Assim como em mim não encontro a continuidade de uma vida, não há como terminar devidamente estas linhas. Recorro ao baixo recurso da liberdade artística que a tudo releva na tentativa de me eximir a dar a estas palavras uma forma mais bem definida e um final arrematado, mas quando não consigo delimitar nem mesmo a minha forma, como vou fazer isso com o emaranhado de palavras confusas que brotam do meu coração? 

Ah, o coração... 

segunda-feira, 22 de outubro de 2018

Uma coisa me atropela

É preciso dizer
Quando olhas assim
Uma coisa me atropela
Dentro o peito
Como é que se faz
Elevado do chão
Eu flutuo nessa coisa
Do teu jeito.

Meu amor fez de mim um homem cativo. Eu olho as pessoas ao meu redor, pessoas livres, que andam pra lá e pra cá estarem presas a nada que as prive de viver, de voar livremente por aí, e quando me olho no espelho, só consigo ver um homem esmagado pelo peso das próprias correntes. 

Essa coisa dentro de mim, esse amor, também me suga, como um parasita, me consumindo, fazendo com que aos poucos eu deixe de existir. E ainda assim, mesmo não sendo mais quase nada, ainda carrego o peso dessas grossas amarras, que me ligam invisivelmente a pessoas livres, que em nada se prendem a mim. 

Essa coisa que me atropela, sai de dentro de mim, flui naturalmente. Mas machuca, corrói, consome. Me vejo então sozinho, nessa noite de domingo, com a neblina fria refletindo a luz fraca dos postes na rua, e não me sinto contente, nem completo, senão que me sinto vazio, desejando silenciosa e intimamente alguém aqui comigo, alguém do meu lado.

domingo, 21 de outubro de 2018

Eleva o pensamento

Nada te perturbe, Nada te espante,
Tudo passa, Deus não muda,
A paciência tudo alcança;
Quem a Deus tem, Nada lhe falta:
Só Deus basta.

Eleva o pensamento, Ao céu sobe,
Por nada te angusties, Nada te perturbe.
A Jesus Cristo segue, Com grande entrega,
E, venha o que vier, Nada te espante.
Vês a glória do mundo? É glória vã;
Nada tem de estável, Tudo passa.

Deseje às coisas celestes, Que sempre duram;
Fiel e rico em promessas, Deus não muda.
Ama-o como merece, Bondade Imensa;
Quem a Deus tem, Mesmo que passe por momentos difíceis;
Sendo Deus o seu tesouro, Nada lhe falta.
SÓ DEUS BASTA!

Santa Tereza D'Ávila

sábado, 20 de outubro de 2018

De um sorriso

E tudo retorna ao nada. E tudo vai desmoronando.

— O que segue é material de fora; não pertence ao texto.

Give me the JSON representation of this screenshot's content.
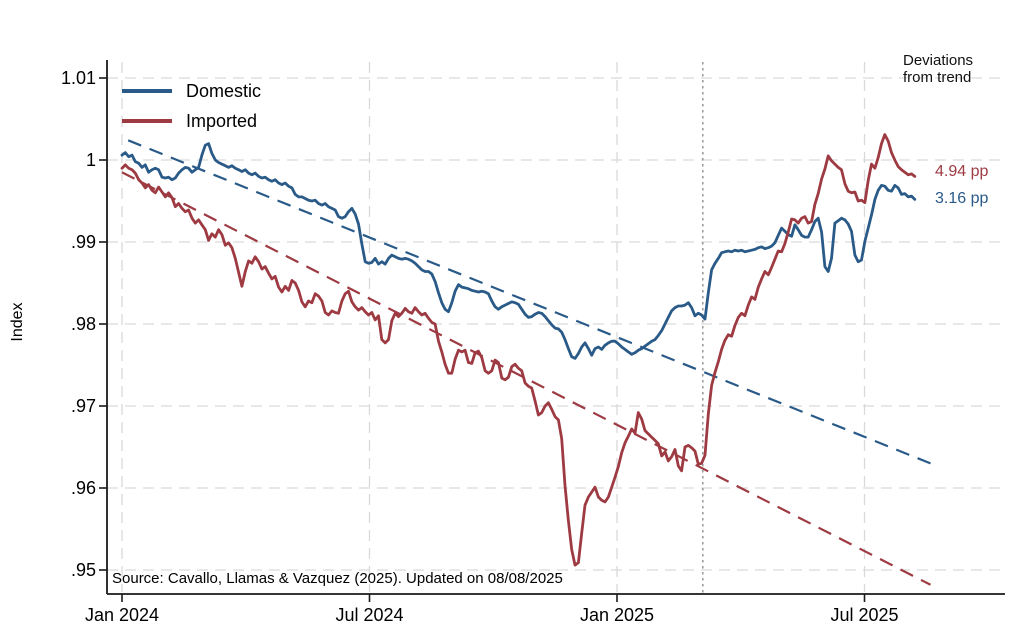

E quando o barulho ao seu redor não consegue mais do que abafar os gritos do seu coração? E quando as pessoas conseguem te distrair, mas cedo ou tarde a solidão acaba por nos lançar novamente num abismo escuro, onde estamos sozinhos com nossos pensamentos mais aterrorizantes? O que fazer quando um sorriso te faz desejar morrer?

E tudo retorna ao nada. E tudo vai desmoronando.

O que fazer quando você consegue rir e sorrir, mas dentro do seu peito ainda sente a escuridão te chamando? O que fazer quando a dor e o cansaço dominam seu corpo, mas seu coração ainda quer chorar? O que fazer quando um sorriso te faz desejar morrer?

E tudo retornar ao nada. E tudo vai desmoronando.

O que fazer quando a morte deixa de ser uma perspectiva misteriosa e se apresenta como uma sedutora solução de todos os problemas? O que fazer quando um sorriso te faz desejar morrer? 

E tudo retorna ao nada. E tudo vai desmoronando.

O que fazer quando não há um objetivo a ser atingido, uma missão a ser cumprida? O que fazer quando a única coisa que se quer é algo que não se pode ter? O que fazer quando um sorriso te faz desejar morrer?  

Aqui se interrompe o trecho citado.